愛想よくお祝いの言葉をかけたのち、急いで自分の部屋に入ります。鍵ヨシ。外には忘れ物ナシ。振動を抑えて室内の音を逃がさぬような防音魔法ヨシ。新品の教科書を投げ出して傷つけてしまってはいけないので、これは机の上に置いておきましょう。
こんなに大きな声をあげて喜びを表した事は短い人生でも片手で数えられる程しかありません。声を出し過ぎてむせてしまいました。
喉が痛い。だがこの痛みが夢でないことを証明している。なんという日なのだ。ここまで晴れやかな気分になったのはいつ以来なんだ。何年先になるかわかりませんが、先生から指輪を贈られる日でもこんな大声をあげて喜ばないでしょう。それだけ嬉しい。
卒業なのか自主退学なのかはわからないけれど、迷惑なお隣さん達が居なくなる。
これがどうして喜ばずにいられますでしょうか。
来学期からはこの部屋に帰るのが億劫にならない。ここに居る間、常時音や臭いを防ぐ魔法を使い続けなくていい。穏やかに過ごせる空間として愛着が持てる。三人女子会のローテーションが組める。

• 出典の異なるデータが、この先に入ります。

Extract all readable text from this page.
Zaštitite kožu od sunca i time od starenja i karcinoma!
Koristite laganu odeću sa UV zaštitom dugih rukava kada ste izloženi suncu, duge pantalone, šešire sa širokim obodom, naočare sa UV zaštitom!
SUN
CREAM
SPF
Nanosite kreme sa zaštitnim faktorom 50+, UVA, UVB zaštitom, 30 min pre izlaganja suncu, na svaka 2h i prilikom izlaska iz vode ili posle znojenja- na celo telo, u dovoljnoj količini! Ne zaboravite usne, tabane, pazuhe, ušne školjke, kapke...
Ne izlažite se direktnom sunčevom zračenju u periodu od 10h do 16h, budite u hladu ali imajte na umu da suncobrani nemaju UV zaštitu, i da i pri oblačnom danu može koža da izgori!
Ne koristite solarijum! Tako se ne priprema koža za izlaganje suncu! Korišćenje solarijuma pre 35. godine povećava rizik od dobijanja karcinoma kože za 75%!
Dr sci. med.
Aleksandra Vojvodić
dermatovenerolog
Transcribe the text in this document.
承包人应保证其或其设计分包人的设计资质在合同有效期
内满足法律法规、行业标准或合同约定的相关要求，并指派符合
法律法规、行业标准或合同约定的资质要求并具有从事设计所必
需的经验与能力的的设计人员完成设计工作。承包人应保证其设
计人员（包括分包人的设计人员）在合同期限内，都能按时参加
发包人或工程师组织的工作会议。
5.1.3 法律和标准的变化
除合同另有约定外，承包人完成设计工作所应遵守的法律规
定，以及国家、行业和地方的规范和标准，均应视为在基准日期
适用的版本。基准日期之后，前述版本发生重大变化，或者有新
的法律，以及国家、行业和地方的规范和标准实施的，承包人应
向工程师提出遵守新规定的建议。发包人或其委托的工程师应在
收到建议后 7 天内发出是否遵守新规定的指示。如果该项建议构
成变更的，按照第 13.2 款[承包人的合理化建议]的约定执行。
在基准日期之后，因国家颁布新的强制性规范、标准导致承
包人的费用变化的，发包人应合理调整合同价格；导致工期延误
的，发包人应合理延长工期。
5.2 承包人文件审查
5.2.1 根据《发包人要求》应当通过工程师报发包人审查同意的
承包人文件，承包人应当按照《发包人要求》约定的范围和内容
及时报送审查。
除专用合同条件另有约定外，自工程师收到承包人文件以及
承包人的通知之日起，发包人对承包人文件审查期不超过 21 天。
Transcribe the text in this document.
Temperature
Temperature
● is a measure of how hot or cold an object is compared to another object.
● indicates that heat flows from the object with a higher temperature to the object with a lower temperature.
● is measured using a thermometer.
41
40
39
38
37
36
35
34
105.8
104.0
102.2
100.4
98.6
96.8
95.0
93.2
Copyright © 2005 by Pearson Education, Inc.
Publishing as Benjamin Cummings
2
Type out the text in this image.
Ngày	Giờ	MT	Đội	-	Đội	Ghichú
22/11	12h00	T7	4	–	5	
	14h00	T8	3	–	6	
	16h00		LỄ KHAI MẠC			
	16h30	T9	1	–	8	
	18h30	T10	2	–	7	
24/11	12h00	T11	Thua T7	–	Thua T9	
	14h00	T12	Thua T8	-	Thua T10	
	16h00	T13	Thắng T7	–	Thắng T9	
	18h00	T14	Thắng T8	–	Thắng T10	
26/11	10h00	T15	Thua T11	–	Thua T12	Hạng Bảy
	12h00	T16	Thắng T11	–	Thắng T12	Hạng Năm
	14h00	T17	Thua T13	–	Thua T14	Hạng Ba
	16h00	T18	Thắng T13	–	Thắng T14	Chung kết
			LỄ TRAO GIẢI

向いの部屋の先輩と話したのはここに来てから一年経つけど今日が初めてです。それくらい先輩達が居なくて心細いなんてことはない。いい事尽くめでしかありません。
再三の要望にも耳を貸されずにいた一年がようやく報われた。あちらの都合での退去だけど、そんなの関係ない。わたしはついに、先生のいない場でも得られる安息を手に入れた。
と、諸手を挙げて喜んだのはほんの束の間。
部屋を遊ばせておく余裕はこの宿舎にはありません。
迷惑な隣人が去った翌日、真新しい制服に身を包んだ新入生が続々とやってきました。
歴史のある格式の高い学園であることから良いご家庭のご子息ご息女がいらっしゃるのは知っての通り。
世間を知らぬ彼らが横柄な振る舞いをして、外の世界の厳しさに痛めつけられるのは太陽が東から西に沈むかのように自然な流れでございました。
新たに入った隣人は相棒として大きな爬虫類を持ち込みました。
幸い、トカゲや昆虫に忌避感はありません。ですが隣人の餌の管理はとても大雑把で、部屋に見慣れぬ虫が現れるようになってしまいました。生餌用の虫と教えて貰いましたが、まさかゴキブリだったとは。
ゴミ屋敷だった向いの部屋に入った子はとにかく金ピカです。あらゆる持ち物には金色の装飾が散りばめられています。
入舎の翌日、わたしが部屋を出て最初に目にする扉は金メッキの豪華なものに付け替えられていて、嫌という程存在感をアピールしています。
初日から、先住者に負けず劣らずの迷惑三昧。
上と下の階にも新入生が入りましたが、どんな面倒事を持ち込んだかは確認していません。確認したくもありません。
見知らぬ施設に入ったばかりで右も左も分からない彼女たちに、色々と教えるのは先輩であるわたしの役目でもあります。
こんなに近くに居るのに助けなくしてどうするんだと思ってしまう辺り、特別学級の皆のお節介な癖が伝染してしまったようです。
その親切心からの関わりが大きな勘違いを引き起こしてしまいました。
わたしが彼女たちと同じ同じ新入生と認識されてしまったのです。
これは隣の部屋にまで蔓延る虫や金色趣味よりも重大な問題です。
卒業生が一斉に抜け、入れ替わりに新入生が一気に入った事で、わたしの部屋の周りは一年生だらけになってしまいました。
同学年が、共同生活で教室外でもコミュニケーションを深めるという意味で、仲間が一か所に集められたように感じられるのも無理はありません。
「同じクラスになれるといいですね!」
同学年でも年齢にバラツキがあるように、新入生も、わたしよりも色々大きいお姉さん達ばかり。
学生と言っていいのかと思う程妖艶な雰囲気を醸し出す方もいらっしゃいます。そんな彼女達から見れば、わたしは妹のように感じられてしまうのかもしれません。
この場で正体を明かしても冗談と捉えられてしまうでしょう。ですが、いずれ真実を伝えなくてはならない。
わたしのほうが年下なので無礼や失礼は構いません。年功序列は若い人が年上を敬う為にあるんです。決して上から押し付ける為にあるシステムではないと、わたしは考えます。
隣人への迷惑は一年間かけ続けられたので、これも我慢いたしましょう。
どうやら二年目も、安息の地は先生の家だけになりそうです。